After the embarrassing showing on Friday, the Pistons turned things around yesterday with a win against Utah, as the team relied more heavily on the younger players who have stood behind their coach (or, at least, not been outwardly insubordinate). But the bad press quickly returned with new reports about team veteran Richard Hamilton's refusal to leave Detroit in a deadline deal, and more information about Hamilton's and Tayshaun Prince's' disrespect for Kuester.
Whatever's going on in Detroit, it's clearly toxic. Let's survey the wreckage and see where the media is placing the blame for this big ugly mess.
The players' mutiny is indefensible: The Pistons should "stick with six until the offending players make amends," says Bob Wojnowski in The Detroit News. This ""power-play against a powerless coach is indefensible." This team "won a championship in 2004 and appeared to stand for everything right about teamwork and selflessness." But now everything has changed. "It's truly sad, because this used to be a team this city adored." It's time to to move forward with guys who really want to play in Detroit.
Kuester's lack of action helped cause this: According to ESPN's Marc Stein, the moves made at the trade deadline (or lack thereof) "has clearly ramped up player frustration." It also doesn't help that "dissatisfaction among Pistons vets with Kuester’s strategy, rotations and communication skills has been one of the season’s longest-running story lines."
It's Joe Dumars' fault: This weekend's display "demonstrates they've reached the depths of despair," says Peter Vecsey in the New York Post. Team president Joe Dumars "made a big mistake by not changing coaches when he had the chance" at the all-star break. "Nobody is slinking out of this unscathed, not the players, not Kuester, not the organization, and not Dumars, who may well also pay the ultimate price." Dumars should have "snuffed out the clashes early on" and handled it in a private, dignified manner.

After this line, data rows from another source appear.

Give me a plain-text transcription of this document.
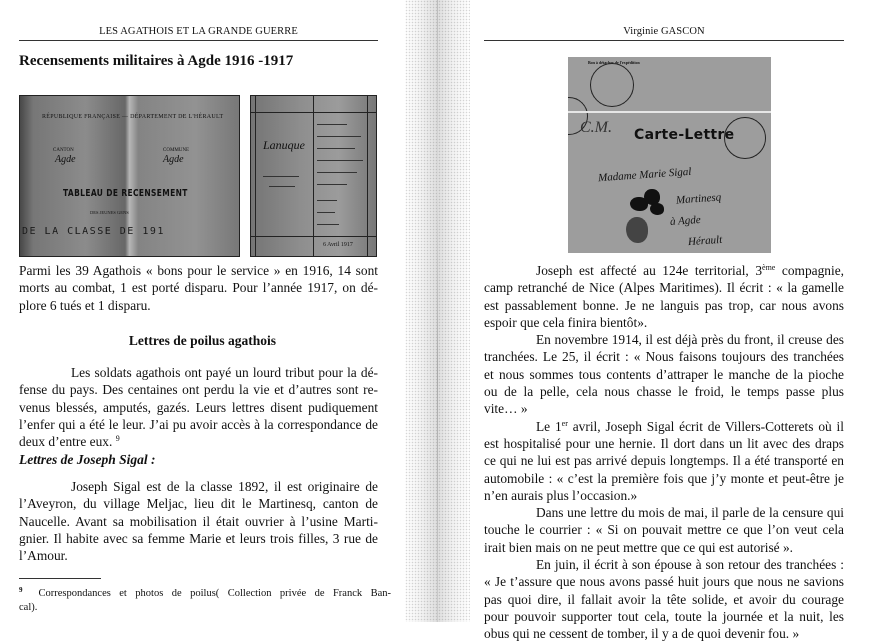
LES AGATHOIS ET LA GRANDE GUERRE
Recensements militaires à Agde 1916 -1917
RÉPUBLIQUE FRANÇAISE — DÉPARTEMENT DE L'HÉRAULT
CANTON	COMMUNE
Agde	Agde
TABLEAU DE RECENSEMENT
DES JEUNES GENS
DE LA CLASSE DE 191
Lanuque
6 Avril 1917
Parmi les 39 Agathois « bons pour le service » en 1916, 14 sont
morts au combat, 1 est porté disparu. Pour l’année 1917, on dé-
plore 6 tués et 1 disparu.
Lettres de poilus agathois
Les soldats agathois ont payé un lourd tribut pour la dé-
fense du pays. Des centaines ont perdu la vie et d’autres sont re-
venus blessés, amputés, gazés. Leurs lettres disent pudiquement
l’enfer qui a été le leur. J’ai pu avoir accès à la correspondance de
deux d’entre eux. $^9$
Lettres de Joseph Sigal :
Joseph Sigal est de la classe 1892, il est originaire de
l’Aveyron, du village Meljac, lieu dit le Martinesq, canton de
Naucelle. Avant sa mobilisation il était ouvrier à l’usine Marti-
gnier. Il habite avec sa femme Marie et leurs trois filles, 3 rue de
l’Amour.
$^9$ Correspondances et photos de poilus( Collection privée de Franck Ban-
cal).
Virginie GASCON
Bon à détacher de l'expédition
C.M. Carte-Lettre
Madame Marie Sigal
Martinesq
à Agde
Hérault
Joseph est affecté au 124e territorial, 3ème compagnie,
camp retranché de Nice (Alpes Maritimes). Il écrit : « la gamelle
est passablement bonne. Je ne languis pas trop, car nous avons
espoir que cela finira bientôt».
En novembre 1914, il est déjà près du front, il creuse des
tranchées. Le 25, il écrit : « Nous faisons toujours des tranchées
et nous sommes tous contents d’attraper le manche de la pioche
ou de la pelle, cela nous chasse le froid, le temps passe plus
vite… »
Le 1er avril, Joseph Sigal écrit de Villers-Cotterets où il
est hospitalisé pour une hernie. Il dort dans un lit avec des draps
ce qui ne lui est pas arrivé depuis longtemps. Il a été transporté en
automobile : « c’est la première fois que j’y monte et peut-être je
n’en aurais plus l’occasion.»
Dans une lettre du mois de mai, il parle de la censure qui
touche le courrier : « Si on pouvait mettre ce que l’on veut cela
irait bien mais on ne peut mettre que ce qui est autorisé ».
En juin, il écrit à son épouse à son retour des tranchées :
« Je t’assure que nous avons passé huit jours que nous ne savions
pas quoi dire, il fallait avoir la tête solide, et avoir du courage
pour pouvoir supporter tout cela, toute la journée et la nuit, les
obus qui ne cessent de tomber, il y a de quoi devenir fou. »
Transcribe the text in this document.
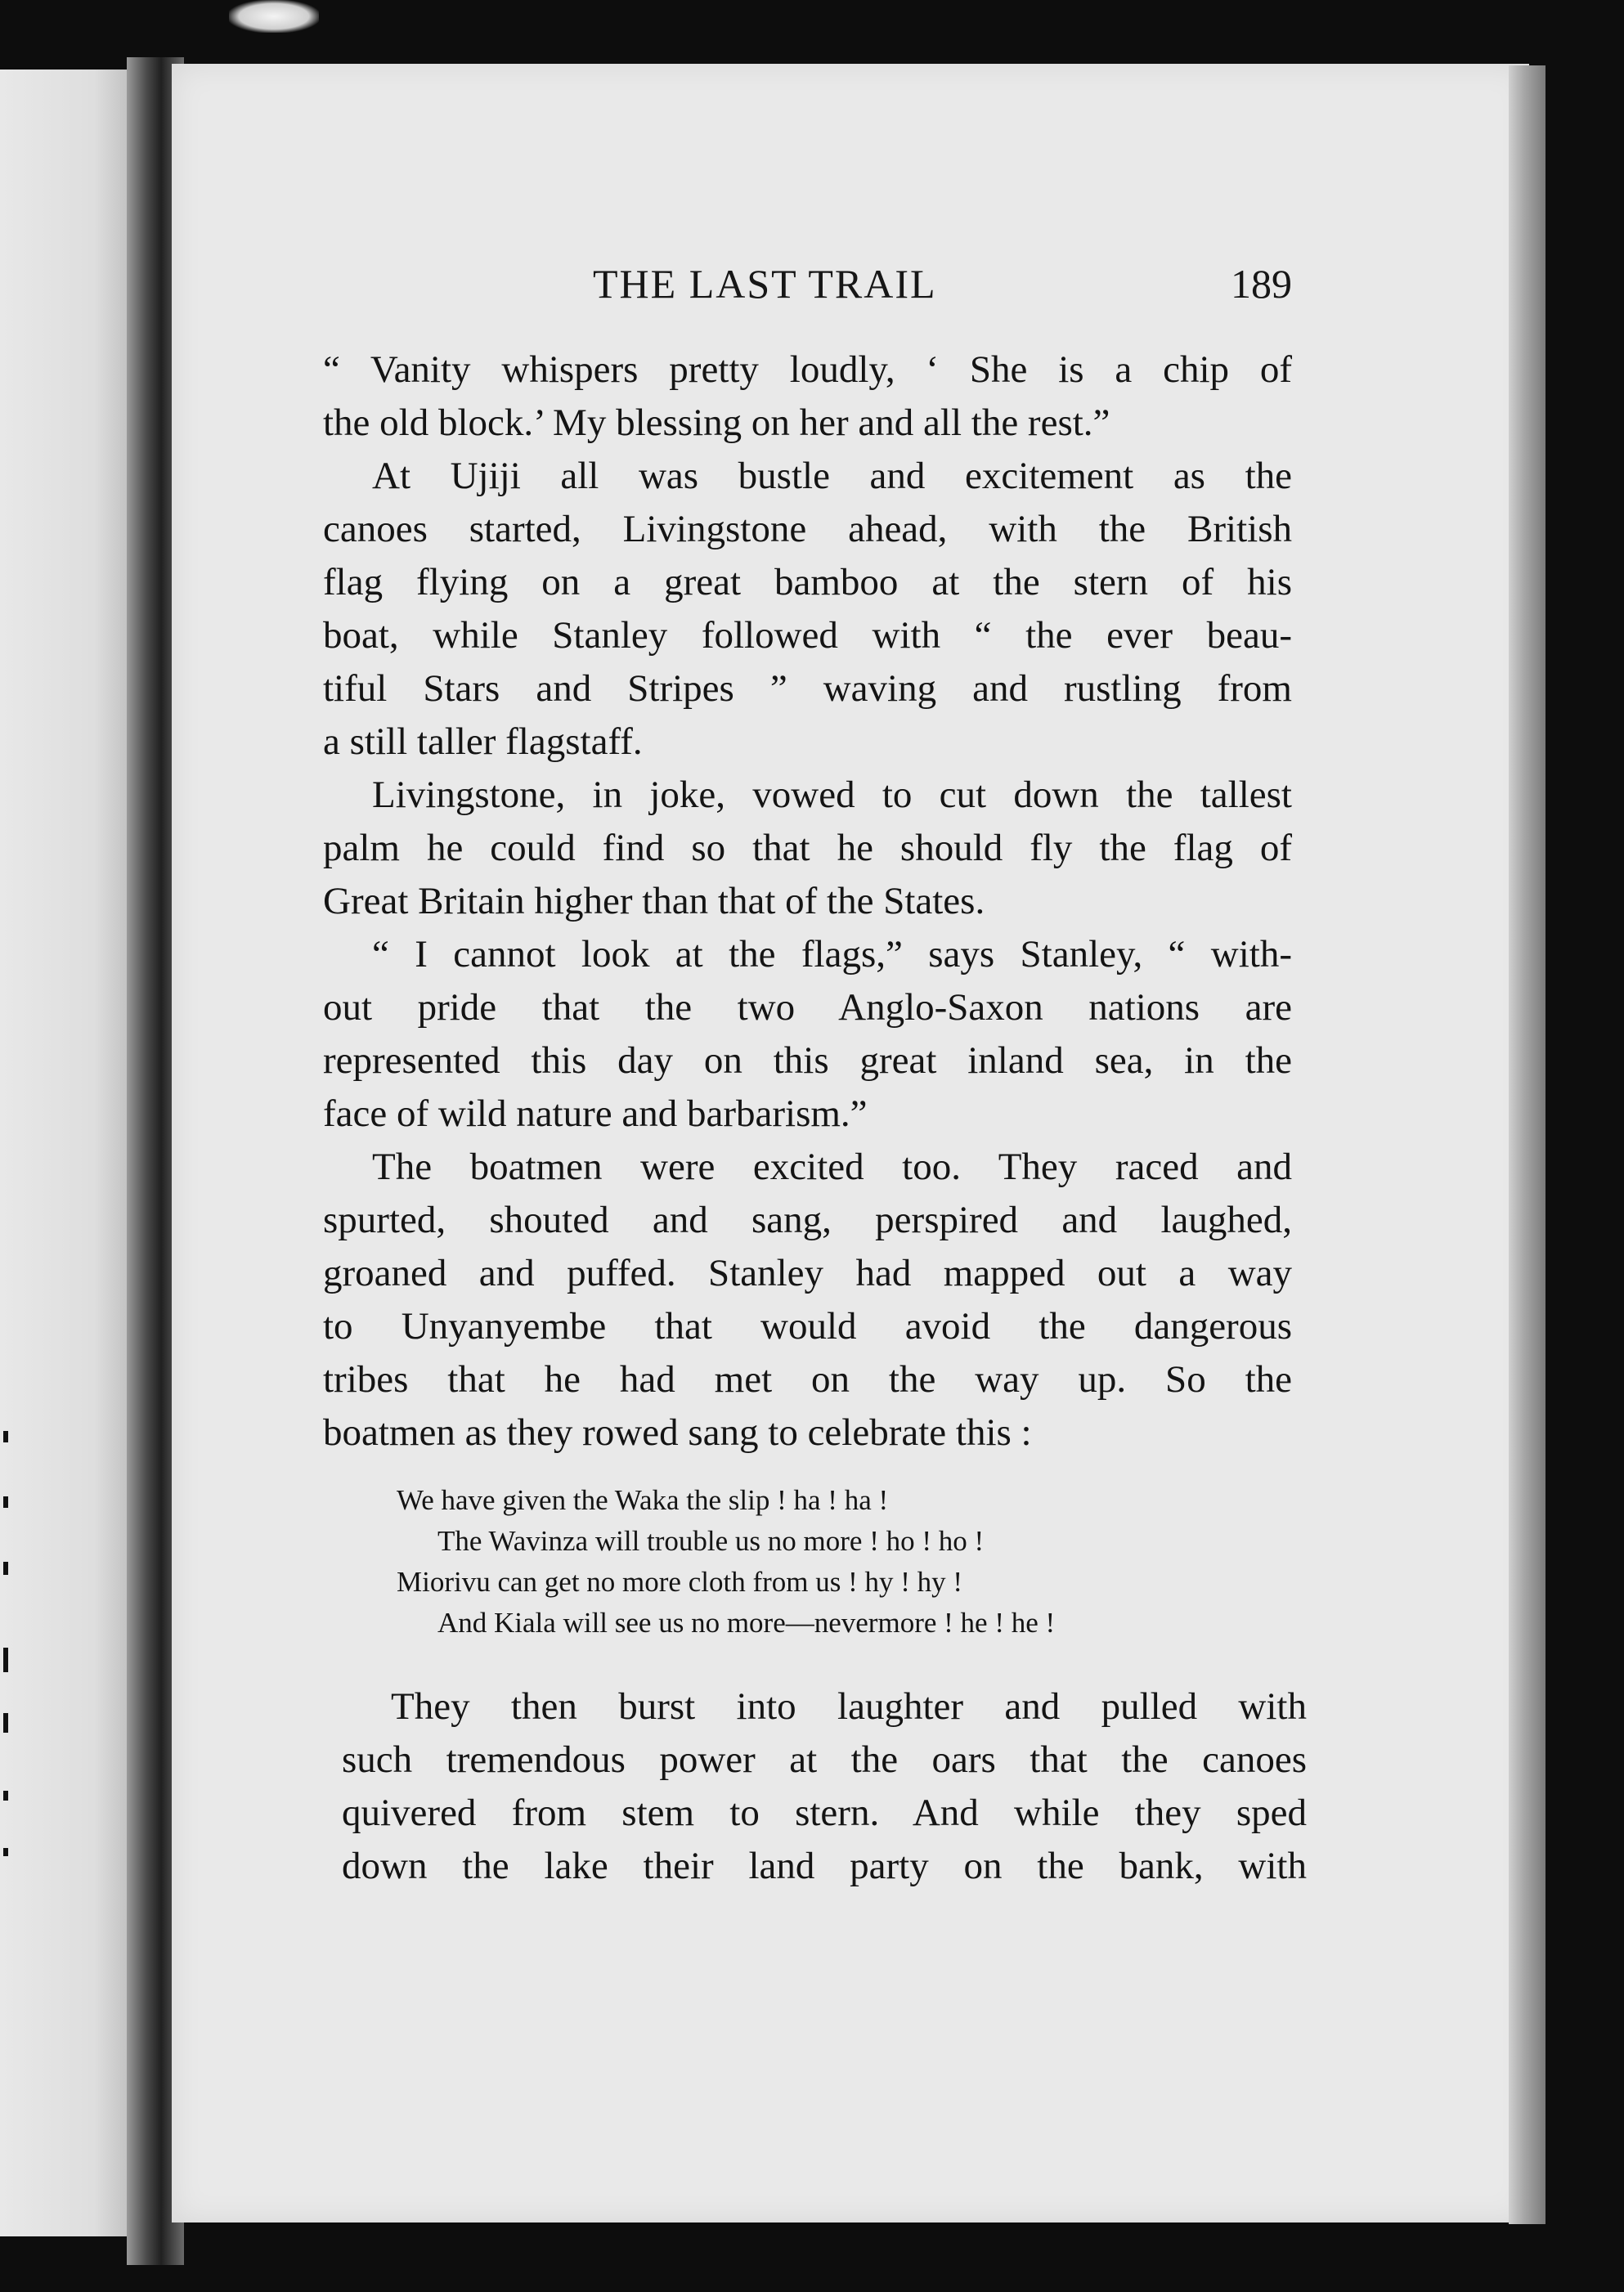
THE LAST TRAIL	189
“ Vanity whispers pretty loudly, ‘ She is a chip of
the old block.’ My blessing on her and all the rest.”
At Ujiji all was bustle and excitement as the
canoes started, Livingstone ahead, with the British
flag flying on a great bamboo at the stern of his
boat, while Stanley followed with “ the ever beau-
tiful Stars and Stripes ” waving and rustling from
a still taller flagstaff.
Livingstone, in joke, vowed to cut down the tallest
palm he could find so that he should fly the flag of
Great Britain higher than that of the States.
“ I cannot look at the flags,” says Stanley, “ with-
out pride that the two Anglo-Saxon nations are
represented this day on this great inland sea, in the
face of wild nature and barbarism.”
The boatmen were excited too. They raced and
spurted, shouted and sang, perspired and laughed,
groaned and puffed. Stanley had mapped out a way
to Unyanyembe that would avoid the dangerous
tribes that he had met on the way up. So the
boatmen as they rowed sang to celebrate this :
We have given the Waka the slip ! ha ! ha !
The Wavinza will trouble us no more ! ho ! ho !
Miorivu can get no more cloth from us ! hy ! hy !
And Kiala will see us no more—nevermore ! he ! he !
They then burst into laughter and pulled with
such tremendous power at the oars that the canoes
quivered from stem to stern. And while they sped
down the lake their land party on the bank, with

No matter who, someone has to go now: "They either have to fire Kuester immediately, which would be a sad commentary on the influence of players in getting a coach fired; or they have to banish Hamilton and Prince for the rest of the season," says Martin Frank at delawareonline.com. "It’s already been a lost season for the Pistons," and the current roster and management has made clear it can't deliver. The 76ers had a similar problem last year with Eddie Jordan in charge, but they got rid of him at season's end. "The Pistons can have a similar turnaround with the right coach and the right players."